Эпитафия
Инна Люциановна Вишневская (1925–2018) для многих – да что там, всех, кто ее знал и был близок к ней – остается не просто видным театральным писателем, критиком, педагогом, доктором искусствоведения, профессором Литературного института и многолетним педагогом ГИТИСа – но, конечно, феерической личностью, в которой уживались все эти качества. Лучше сказать – творческие роли. Их нельзя повторить, хотя все мы не одно десятилетие предавали изустно, что сказала Инна с высокой трибуны на какой-нибудь коллегии, ученом совете, защите диссертации или просто в антракте на спектакле. При этом артистизм натуры не существовал сам по себе – эффектным номером, так казалось только на первый взгляд. Ее взрывные выступления были связаны с фундаментальными понятиями театра и литературы – она на них опиралась, они ее окрыляли. Она постоянно перечитывала все, что давно знала наизусть. На ее столе (точнее, столах в разных комнатах) могли лежать открытыми «Анна Каренина», «Записки охотника» или пьеса Александра Островского (которого она цитировала с любого места). «Знаешь, читаю, как в первый раз…».

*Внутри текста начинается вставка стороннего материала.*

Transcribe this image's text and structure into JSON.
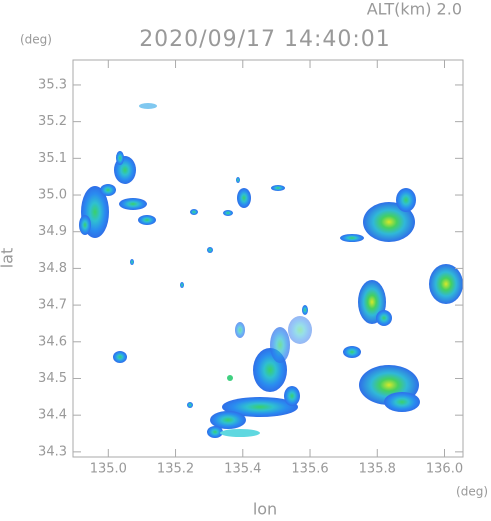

Из постоянной потребности погружения в знакомое и незнакомое родился метод. Она открывала великие тексты изнутри, а не привносила в них сторонние открытия, скажем, архивные. Архивы не жаловала, за что ей пеняли. Считала текст драмы единственно подлинным свидетельством о писательских намерениях. Все ее книги – о Гоголе, Островском, Тургеневе, Сумарокове, Арбузове, Симонове, Макаенке – есть, в первую очередь, личное толкование. И в нем она доходила до виртуозности необычайной. Хлестаков в архетипической основе своей у нее мог быть наследником русского самозванства; чиновники уездного города N – масками почти из итальянской комедии дел арте; Снегурочка была «никогда не таящей» и т.д.
Эрудиция позволяла соединять разные миры и временные пласты. От спектакля по Островскому она требовала космического масштаба; от современного – опоры на трагический опыт прошлого. Погруженность в историзм и ушедшую культуру сочеталась с острым выходом в современность. Почти мгновенно написала книгу о производственной пьесе, которая в то время была не вполне завершенным явлением, и она рассматривала его, будто выхватывая из огня, как репортер хватает материал дымящейся реальности.
Она сметала своим юмором и импровизацией любые условности в любых аудиториях. И эта неотъемлемая часть ее природного дара всегда была во имя главной темы жизни – русского Театра и русского Слова. Оба понятия слились в ее рассуждениях. Она сама была человеком театра и человеком-театром.
Прощай, наша любимая. Ты многому нас научила, специально не уча. Показала, как не тяжелить проблемы, несмотря на пережитое. Как заряжаться энергией жизни, служа Театру и Слову повседневно и повсечасно.
Александр КОЛЕСНИКОВ,
доктор искусствоведения
Коллектив «Литературной газеты» скорбит об утрате и сохранит в памяти неповторимый образ своего автора Инны Люциановны Вишневской.